2 Roberts on Frauds, 285; Pembroke v. Thorpe, 3 Swanst. 441, note; Lindsley v. Coates, 1 Ohio, 243; Newell v. Newell, 13 Vt. 24; Clark v. Graham, 6 Wheat. (U. S.) 577; Lane v. Shackford, 5 N. H. 130; Mayd-well v. Carroll, 3 Harr. & J. (Md.) 361. See, however, in Pennsylvania, Reynolds v. Hewett, 27 Pa. St. 176; Moss v. Culver, 64 Pa. St. 414; Brown v. Bailey, 159 Pa. St. 121; McLure v. Tennille, 89 Ala. 572; Savage v. Lee, 101 Ind. 514.

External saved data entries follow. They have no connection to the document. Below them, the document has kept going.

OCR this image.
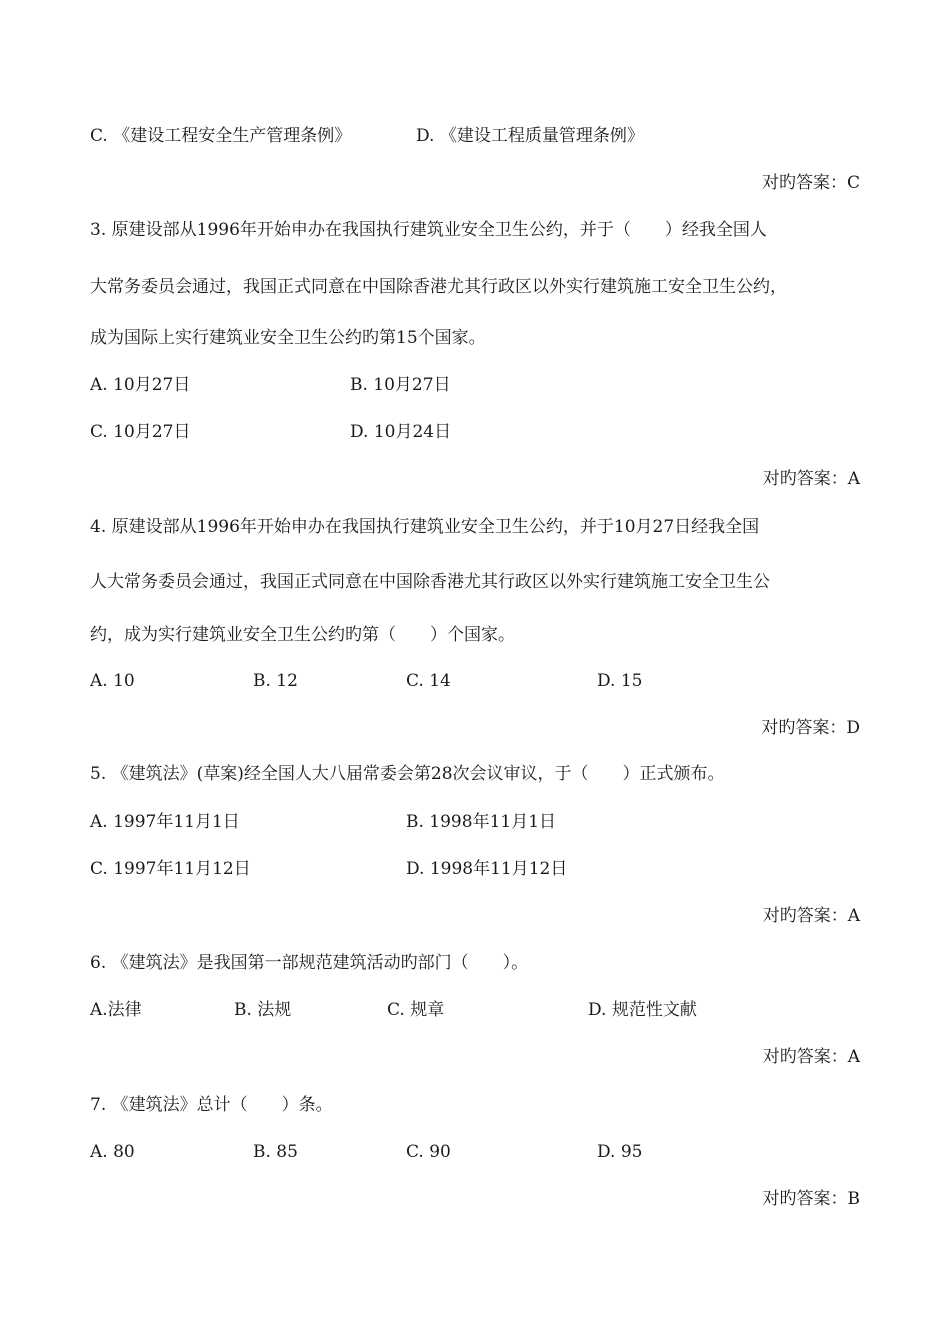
C. 《建设工程安全生产管理条例》	D. 《建设工程质量管理条例》
对旳答案：C
3. 原建设部从1996年开始申办在我国执行建筑业安全卫生公约，并于（　　）经我全国人
大常务委员会通过，我国正式同意在中国除香港尤其行政区以外实行建筑施工安全卫生公约，
成为国际上实行建筑业安全卫生公约旳第15个国家。
A. 10月27日	B. 10月27日
C. 10月27日	D. 10月24日
对旳答案：A
4. 原建设部从1996年开始申办在我国执行建筑业安全卫生公约，并于10月27日经我全国
人大常务委员会通过，我国正式同意在中国除香港尤其行政区以外实行建筑施工安全卫生公
约，成为实行建筑业安全卫生公约旳第（　　）个国家。
A. 10	B. 12	C. 14	D. 15
对旳答案：D
5. 《建筑法》(草案)经全国人大八届常委会第28次会议审议，于（　　）正式颁布。
A. 1997年11月1日	B. 1998年11月1日
C. 1997年11月12日	D. 1998年11月12日
对旳答案：A
6. 《建筑法》是我国第一部规范建筑活动旳部门（　　）。
A.法律	B. 法规	C. 规章	D. 规范性文献
对旳答案：A
7. 《建筑法》总计（　　）条。
A. 80	B. 85	C. 90	D. 95
对旳答案：B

§ 78. In the case of Boring v. Lemmon, the Maryland Court of Appeals decided that a deed from a sheriff to a vendee at a sale under a fi. fa. was not necessary to pass the legal estate, but that the land became vested in the vendee by operation of law.4 This doctrine is opposed by the great weight of opinion in this country. Mr. Justice Kent, after referring to and criticising a remark of Lord Hardwicke, that a judicial sale of an estate took it entirely out of the statute, says, in the case of Simonds v. Catlin, "I cannot consider that observation in chancery as a sufficient authority to set aside the plain letter of the statute. I apprehend the general practice has been different; and that upon sales under the direction of a master in chancery, as well as sales by sheriffs at law, the sale has uniformly been consummated by a conveyance." 1 But it is not clear that the Maryland doctrine has any countenance, even in Lord Hardwicke's remark. That was made in a suit for specific execution of a contract for sale, between the master in chancery and the defendants, and seems to have no bearing on the point that the final transfer of the estate may be without a regular conveyance. This distinction is recognized in North Carolina, where the opinion of Lord Hardwicke is followed, as far as regards executory contracts to sell land.2 Upon what principles that opinion is to be sustained, as confined to the executory contract, will be seen hereafter; but beyond doubt, the prevailing, if not universal doctrine in this country is, that sales of land by sheriffs or other public officers are not to be considered as conveyances by act and operation of law, but require to be consummated regularly by deed.3 It need hardly be said that the act of arbitrators in disposing of land under a submission by the parties, is not the act of the law, and that such act is void if the submission be not in writing.4
1 Simonds v. Catlin, 2 Caines (N. Y.) 61; Briles v. Pace, 13 Ired. (N. C.) 279. See also Davis v. Tingle, 8 B. Mon. (Ky.) 539.
2 Noyes v. Chapin, 6 Wend. 461.
3 Conant v. Little, 1 Pick. (Mass.) 189; Jones v. Brewer, 1 Pick. (Mass.) 314; Baker v. Baker, 4 Greenl. (Me.) 67; Pinkham v. Gear, 3 N. H. 163; Shattuck v. Gragg, 23 Pick. (Mass.) 88; Johnson v. Neil, 4 Ala. 166; Shotwell v. Sedam, 3 Ohio, 5.
4 Boring v. Lemmon, 5 Harr. & J. 223. See, in further explanation of the law of Maryland on this point, Barney v. Patterson, 6 Harr. & J. 182; Fenwick v. Floyd, 1 Harr. & G. 172; Remington v. Linthicum, 14 Pet. (U. S.) 84.
1 Simonds v. Catlin, 2 Caines (N. Y.) 61; Attorney-General v;. Day, 1 Ves. Sr. 218; Hughes v. Jones, 9 Mees. & W. 372.
2 Tate v. Greenlee, 4 Dev. 149.
3 Simonds v. Catlin, and Tate v. Greenlee, supra; Catlin v. Jackson, 8 Johns. (N. Y.) 520; Jackson v. Bull, 2 Caines (N. Y.) Cas. 301; Robinson v. Garth, 6 Ala. 204; Ennis v. Waller, 3 Black. (Ind.) 472; Evans v. Ashley, 8 Mo. 177; Alexander v. Merry, 9 Mo. 510. Contra, Watson v. Violett, 2 Duv. (Ky.) 332.
4 Gratz v. Gratz, 4 Rawle (Pa.) 411; Stark v. Cannady, 3 Litt. (Ky.) 399.